A spokesperson for TransCanada Corporation says the proposed Energy East pipeline would not endanger waterways, as a report released earlier this week suggests.

Shawn Howard says the pipe would have special protective design features, including thicker walls, and would be buried well below the bottom of water bodies.

TransCanada workers

TransCanada says it carries out regular pipeline patrols to look for evidence of leaks. (TransCanada)

The pipe would also have strategically placed shut-off valves to protect water body crossings and other sensitive areas, he said.

"The public expects us to design, build and operate our energy infrastructure safely – and that’s exactly what we expect of ourselves."

Howard was responding to a report released Tuesday by the Council of Canadians that identified nearly 1,000 waterways in the path of the proposed pipeline route, which the group said would be at risk of contamination from a spill.

The 961 waterways, 300 of which are in New Brunswick, are important for drinking water, First Nations cultures and treaty rights, fish and wildlife habitat and tourism, the group said.

​Howard said the company would also use advanced equipment to monitor oil flow.

The company would use the best safety, environmental, engineering and technical standards to protect not only the water, but also the land and air along the proposed route, he said.

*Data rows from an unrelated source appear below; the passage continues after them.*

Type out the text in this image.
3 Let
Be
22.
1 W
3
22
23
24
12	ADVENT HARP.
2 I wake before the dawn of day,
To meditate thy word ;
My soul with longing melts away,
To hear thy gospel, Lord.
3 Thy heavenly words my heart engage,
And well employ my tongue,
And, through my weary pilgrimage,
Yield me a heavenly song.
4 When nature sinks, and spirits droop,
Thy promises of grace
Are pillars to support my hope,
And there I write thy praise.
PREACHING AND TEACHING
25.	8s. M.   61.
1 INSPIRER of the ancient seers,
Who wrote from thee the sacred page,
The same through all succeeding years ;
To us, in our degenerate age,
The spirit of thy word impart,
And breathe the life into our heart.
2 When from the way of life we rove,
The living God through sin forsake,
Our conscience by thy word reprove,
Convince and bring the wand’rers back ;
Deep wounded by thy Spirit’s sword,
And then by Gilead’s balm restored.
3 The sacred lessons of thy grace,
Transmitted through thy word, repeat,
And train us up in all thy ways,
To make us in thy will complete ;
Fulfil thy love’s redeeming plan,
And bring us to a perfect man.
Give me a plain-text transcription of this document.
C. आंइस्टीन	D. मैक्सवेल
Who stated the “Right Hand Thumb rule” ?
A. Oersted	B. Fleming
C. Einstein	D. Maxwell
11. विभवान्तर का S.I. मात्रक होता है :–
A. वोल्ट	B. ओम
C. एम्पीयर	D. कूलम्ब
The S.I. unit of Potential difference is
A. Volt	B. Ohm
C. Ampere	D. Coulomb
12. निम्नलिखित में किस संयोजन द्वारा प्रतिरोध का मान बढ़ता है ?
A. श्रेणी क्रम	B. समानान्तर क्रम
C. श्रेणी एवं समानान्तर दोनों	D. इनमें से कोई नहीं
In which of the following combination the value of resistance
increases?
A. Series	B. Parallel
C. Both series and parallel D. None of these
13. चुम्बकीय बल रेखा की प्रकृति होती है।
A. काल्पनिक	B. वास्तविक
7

"Pipelines are the safest, most efficient and environmentally friendly method of transporting large volumes of oil over long distances," Howard said.

The proposed pipeline would run 4,600 kilometres from Alberta to Saint John, N.B., using repurposed pipe already in the ground roughly two thirds of the way.

TransCanada filed a project description to the National Energy Board on March 4, informing the board that an application seeking approval for Energy East would be submitted later this year. 

The energy board has hosted information sessions to talk about the hearing process, and plans to hold more such sessions.